– Neha Sen
(Read more through the link: http://blog.lokrang.org/a-call-to-uttarakhand/)
The ‘aanchal’ of the north is the playground of Ganga Maiyya. Those who bathe in the hallowed river are believed to have all their sins washed away and they who breathe their last on her lapping waters get a one way ticket to everyone’s favourite afterlife destination- heaven. Perhaps you have been to Haridwar, the place where thousands of devout Hindu religious families go about thrice a year to pay homage to the personified goddess. Here mouldable nine year old minds may experience some permanent trauma by the resident monkeys who may snatch ice creams out of their hands (a situation NOT akin to mine). Innumerable poems have been written about the splendour of the mighty Ganges as it flows through Haridwar. My grandmother had an unfulfilled dream- to cleanse the skin of her hands and her soul in the waters of Haridwar. The simply written poem ‘Haridwar’ reflects this sentiment.
When I was innocent
of the scheme of life
(if at all life then had a scheme)
it used to puzzle me
to see you sobbing, mother
your long face and eyes
full of unnamed sadnesses.
For didn’t you yourself say
that life was good
and there was much
to be grateful for?
So I never understood
your vehemently voiced
longing, every yet again
for Haridwar.
Haridwar.
As I grew up
it became our private joke:
You said you’d leave for Haridwar
after I left home for hostel.
You said you’d live in Haridwar
after I got a job.
And surely when I got married
in Haridwar you would dwell.
But you never went.
Haridwar
was the first real confession
my mother-in-law made to me
when I stepped into her home,
one woman to another.
She said, soon, she would go
to Haridwar.
It seemed then like déjà vu,
a joke gone sour.
After her daughters
were settled, perhaps.
After the grandchildren
had grown, perhaps.
After this year,
maybe after the next
she would certainly head
for Haridwar.
But she never went.
-Manjul Bajaj
(Read the entire poem through the link: http://creative.sulekha.com/haridwar_79254_blog)

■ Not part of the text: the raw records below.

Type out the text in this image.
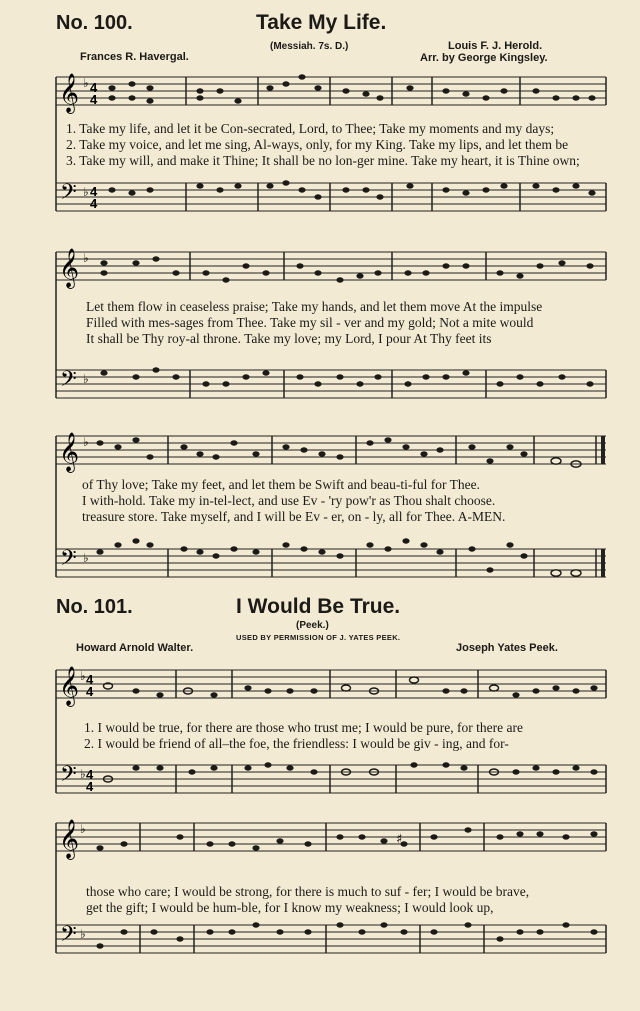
No. 100.	Take My Life.
(Messiah. 7s. D.)
Frances R. Havergal.
Louis F. J. Herold.
Arr. by George Kingsley.
𝄞
𝄢
♭
♭
4
4
4
4
𝄞
𝄢
♭
♭
𝄞
𝄢
♭
♭
𝄞
𝄢
♭
♭
4
4
4
4
𝄞
𝄢
♭
♭
♯
1. Take my life, and let it be Con-secrated, Lord, to Thee; Take my moments and my days;
2. Take my voice, and let me sing, Al-ways, only, for my King. Take my lips, and let them be
3. Take my will, and make it Thine; It shall be no lon-ger mine. Take my heart, it is Thine own;
Let them flow in ceaseless praise; Take my hands, and let them move At the impulse
Filled with mes-sages from Thee. Take my sil - ver and my gold; Not a mite would
It shall be Thy roy-al throne. Take my love; my Lord, I pour At Thy feet its
of Thy love; Take my feet, and let them be Swift and beau-ti-ful for Thee.
I with-hold. Take my in-tel-lect, and use Ev - 'ry pow'r as Thou shalt choose.
treasure store. Take myself, and I will be Ev - er, on - ly, all for Thee. A-MEN.
No. 101.	I Would Be True.
(Peek.)
USED BY PERMISSION OF J. YATES PEEK.
Howard Arnold Walter.	Joseph Yates Peek.
1. I would be true, for there are those who trust me; I would be pure, for there are
2. I would be friend of all–the foe, the friendless: I would be giv - ing, and for-
those who care; I would be strong, for there is much to suf - fer; I would be brave,
get the gift; I would be hum-ble, for I know my weakness; I would look up,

More often than not, the Ganga can be found in her tranquil state of mind, but when the tempers begin to run high, she’ll flood and slay everything in her path. The 2013 floods in the very home of the goddess left indelible scratches which are visible till date on the mountain’s rocky crown. Like the myth I gave a verbatim of earlier, they say that death in the arms of Ganga Ma will take you to heaven. On the ironic, perhaps brighter side of things, the tumultuous river waves sent 5200 people there that cataclysmic day.
The poignant, iconic verse, ‘Beh Gaye‘ written by Amitabh Bachchan (God of Bollywood himself. If you couldn’t tell, I’m a Big B Jabra fan) and Prasoon Joshi in the aftermath of the flash flood became closely associated with the disaster. Given here is the English translation of this heart rending composition.
That house was swept away,
The pictures kept in the house were swept too,
The faces, smiling in the pictures, were swept away,
families flowed away, hundreds, thousands..
That prayer was swept away,
the heads bowed down in reverence were swept away,
It was heard, that when a mother’s child flowed,
she jumped into the river, seeing her..
lullabies were swept,
squeals of childrens were swept..
fathers were swept away, hundreds, thousands..
Millions of India’s tears flowed away
The tears are in millions,
but we are in millions too..
Come, let’s care for them..
Be a friend, a child to someone..
Be a mother, a father,
Be famile to someone..
Let’s rise a sun, rise a hope..
Come, let’s make a morning for someone..
(Follow the link to read the original Hindi version of ‘Beh Gaye’: http://www.bollymeaning.com/2013/08/beh-gaye-poem-for-uttarakhand-relief.html
Follow this link to watch the video of ‘Beh Gaye’: https://www.youtube.com/watch?v=d7GFace_5Gk)
Despite all the fireballs Hades threw, Uttarakhand emerged blooming and bright as ever. Aphrodite still hails her mountains; Devi Ma presides there, unruffled; pilgrims troupe to the temple over roads that had once been engulfed for breakfast by the river waters. The stitches in the patchwork of the land of mountains may have loosened but the tailor, time, strengthened them. The mortal man is craven in the head of nature. After all, “What are men to rocks and mountains?”; and in the case of Dev Bhoomi, the Gods!